16 May 2013

Religion, water and policy

A few months back, I pointed out that "religious ideology can lead to terrible results (e.g., Christians who welcome catastrophic climate change as a sign of end-times, i.e., this or this)" in my weekly newsletter. One reader asked me to "name the specific denomination or kind of Christians who believe this rot rather than using such a broad brush. It certainly does not describe mine."

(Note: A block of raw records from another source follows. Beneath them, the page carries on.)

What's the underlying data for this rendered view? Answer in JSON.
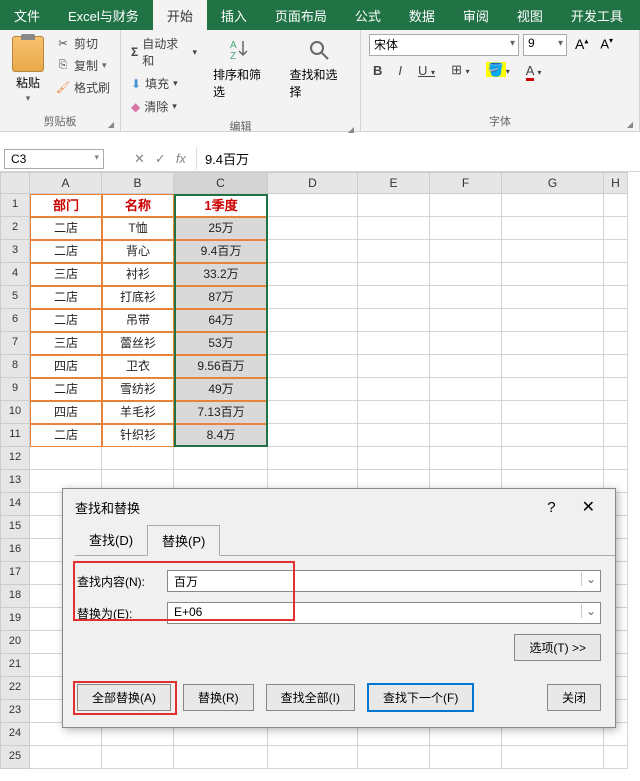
{
  "tabs": [
    "文件",
    "Excel与财务",
    "开始",
    "插入",
    "页面布局",
    "公式",
    "数据",
    "审阅",
    "视图",
    "开发工具"
  ],
  "activeTab": 2,
  "clipboard": {
    "paste": "粘贴",
    "cut": "剪切",
    "copy": "复制",
    "format": "格式刷",
    "label": "剪贴板"
  },
  "edit": {
    "sum": "自动求和",
    "fill": "填充",
    "clear": "清除",
    "sort": "排序和筛选",
    "find": "查找和选择",
    "label": "编辑"
  },
  "font": {
    "family": "宋体",
    "size": "9",
    "bold": "B",
    "italic": "I",
    "underline": "U",
    "label": "字体"
  },
  "nameBox": "C3",
  "formula": "9.4百万",
  "cols": [
    "A",
    "B",
    "C",
    "D",
    "E",
    "F",
    "G",
    "H"
  ],
  "headers": [
    "部门",
    "名称",
    "1季度"
  ],
  "rows": [
    {
      "n": 2,
      "a": "二店",
      "b": "T恤",
      "c": "25万"
    },
    {
      "n": 3,
      "a": "二店",
      "b": "背心",
      "c": "9.4百万"
    },
    {
      "n": 4,
      "a": "三店",
      "b": "衬衫",
      "c": "33.2万"
    },
    {
      "n": 5,
      "a": "二店",
      "b": "打底衫",
      "c": "87万"
    },
    {
      "n": 6,
      "a": "二店",
      "b": "吊带",
      "c": "64万"
    },
    {
      "n": 7,
      "a": "三店",
      "b": "蕾丝衫",
      "c": "53万"
    },
    {
      "n": 8,
      "a": "四店",
      "b": "卫衣",
      "c": "9.56百万"
    },
    {
      "n": 9,
      "a": "二店",
      "b": "雪纺衫",
      "c": "49万"
    },
    {
      "n": 10,
      "a": "四店",
      "b": "羊毛衫",
      "c": "7.13百万"
    },
    {
      "n": 11,
      "a": "二店",
      "b": "针织衫",
      "c": "8.4万"
    }
  ],
  "emptyRows": [
    12,
    13,
    14,
    15,
    16,
    17,
    18,
    19,
    20,
    21,
    22,
    23,
    24,
    25
  ],
  "dialog": {
    "title": "查找和替换",
    "tab_find": "查找(D)",
    "tab_replace": "替换(P)",
    "find_label": "查找内容(N):",
    "find_value": "百万",
    "replace_label": "替换为(E):",
    "replace_value": "E+06",
    "options": "选项(T) >>",
    "replace_all": "全部替换(A)",
    "replace_btn": "替换(R)",
    "find_all": "查找全部(I)",
    "find_next": "查找下一个(F)",
    "close": "关闭"
  }
}
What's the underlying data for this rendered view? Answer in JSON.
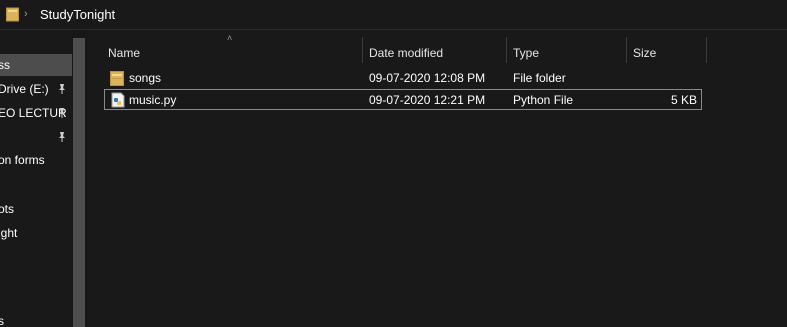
{
  "address": {
    "path": "StudyTonight"
  },
  "nav": {
    "items": [
      {
        "label": "ss",
        "pinned": false,
        "selected": true
      },
      {
        "label": "Drive (E:)",
        "pinned": true,
        "selected": false
      },
      {
        "label": "EO LECTUR",
        "pinned": true,
        "selected": false
      },
      {
        "label": "",
        "pinned": true,
        "selected": false
      },
      {
        "label": "on forms",
        "pinned": false,
        "selected": false
      },
      {
        "label": "",
        "pinned": false,
        "selected": false
      },
      {
        "label": "ots",
        "pinned": false,
        "selected": false
      },
      {
        "label": "ight",
        "pinned": false,
        "selected": false
      },
      {
        "label": "s",
        "pinned": false,
        "selected": false
      }
    ]
  },
  "columns": {
    "name": "Name",
    "date": "Date modified",
    "type": "Type",
    "size": "Size"
  },
  "files": [
    {
      "name": "songs",
      "date": "09-07-2020 12:08 PM",
      "type": "File folder",
      "size": "",
      "icon": "folder-icon"
    },
    {
      "name": "music.py",
      "date": "09-07-2020 12:21 PM",
      "type": "Python File",
      "size": "5 KB",
      "icon": "python-file-icon"
    }
  ],
  "colors": {
    "background": "#191919",
    "nav_selected": "#4d4d4d",
    "scrollbar_thumb": "#4e4e4e",
    "folder": "#dcb35a"
  }
}
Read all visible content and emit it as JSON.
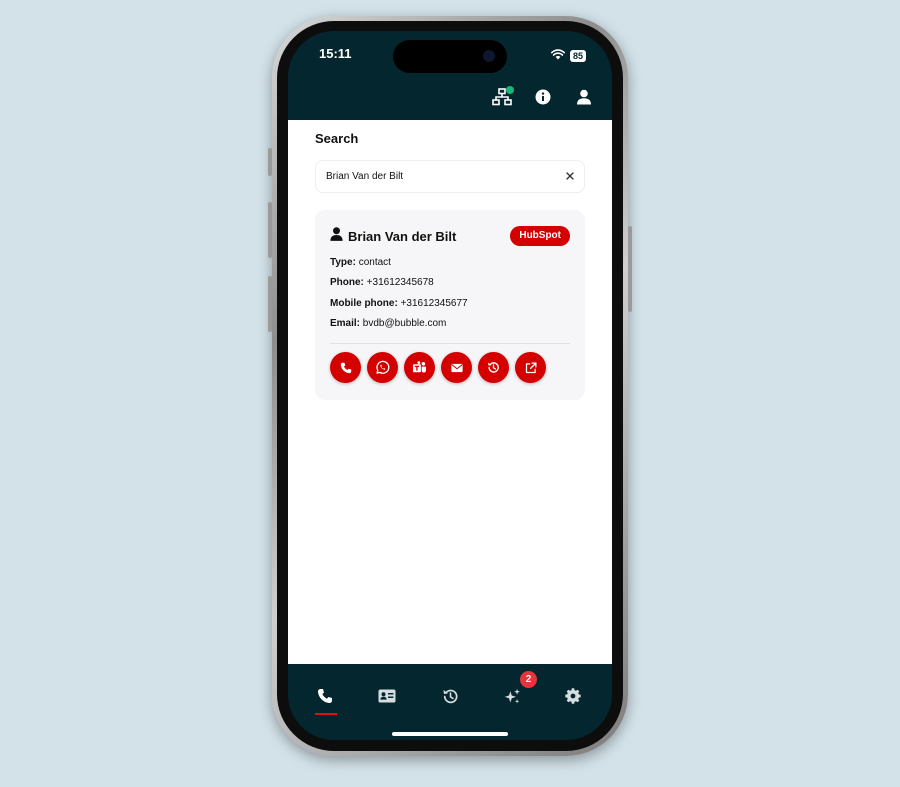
{
  "status_bar": {
    "time": "15:11",
    "battery": "85"
  },
  "search": {
    "title": "Search",
    "value": "Brian Van der Bilt"
  },
  "contact": {
    "name": "Brian Van der Bilt",
    "source": "HubSpot",
    "fields": [
      {
        "label": "Type:",
        "value": "contact"
      },
      {
        "label": "Phone:",
        "value": "+31612345678"
      },
      {
        "label": "Mobile phone:",
        "value": "+31612345677"
      },
      {
        "label": "Email:",
        "value": "bvdb@bubble.com"
      }
    ]
  },
  "bottom_nav": {
    "ai_badge": "2"
  },
  "colors": {
    "brand_dark": "#04262f",
    "accent_red": "#d40000",
    "badge_red": "#e8333a",
    "online_green": "#19b77a"
  },
  "icons": {
    "header": [
      "network-icon",
      "info-icon",
      "user-icon"
    ],
    "actions": [
      "phone-icon",
      "whatsapp-icon",
      "teams-icon",
      "mail-icon",
      "history-icon",
      "external-link-icon"
    ],
    "nav": [
      "phone-icon",
      "contact-card-icon",
      "history-icon",
      "sparkles-icon",
      "gear-icon"
    ]
  }
}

That's a good point, so let's start with first principles:
  1. I don't care what belief you have or how you manifest that belief when it comes to your individual choices of what private goods to consume, e.g., pork, beef, holy water, trips to some sacred place, etc.
  2. I don't care what belief you have as long as you pay "your fair share" towards public and club goods such as roads, environment, etc. That means pay your taxes and no deductions for religions (or charitable contributions, etc.)
  3. I DO care when you vote or act to deplete community (common pool) goods because your religion says that adverse impacts towards infidels or future generations is either irrelevant or condoned.
Under these rules, I allow everyone to do what they want, unless it affects me through deprivation of funding or resources.

The same can be said, btw, for people who behave as homo economicus (me first, screw you) or who have lobbyists to steal from the majority to give to the minority. Those people are just as anti-social.

Did I miss anything? (I included BOTH politics and religion :)

Bottom Line: I don't care what you believe; I care what you do. "My god says so" is no excuse for anti-social behavior.

1 comment:

Umlud said...

When talking about the closely held shared beliefs of people (politics, religion, sports, etc.), there is a very common tendency of either dogged defense of the person (or belief system) that's shown to be bigoted or playing the "no true Scotsman" gambit.

Of course, you're right in stating that it doesn't matter which specific denomination these end-of-days Christians belong to.

To the reader who wrote in the challenge, if you personally don't believe in what you believe not-true-Christians believe in, then that's on you. Of course, you have to recognize that the person you don't believe to be a real Christian will most likely believe that s/he is the real Christian, and you aren't. That's the problem with the no-true-Scotsman defense: both sides can use it.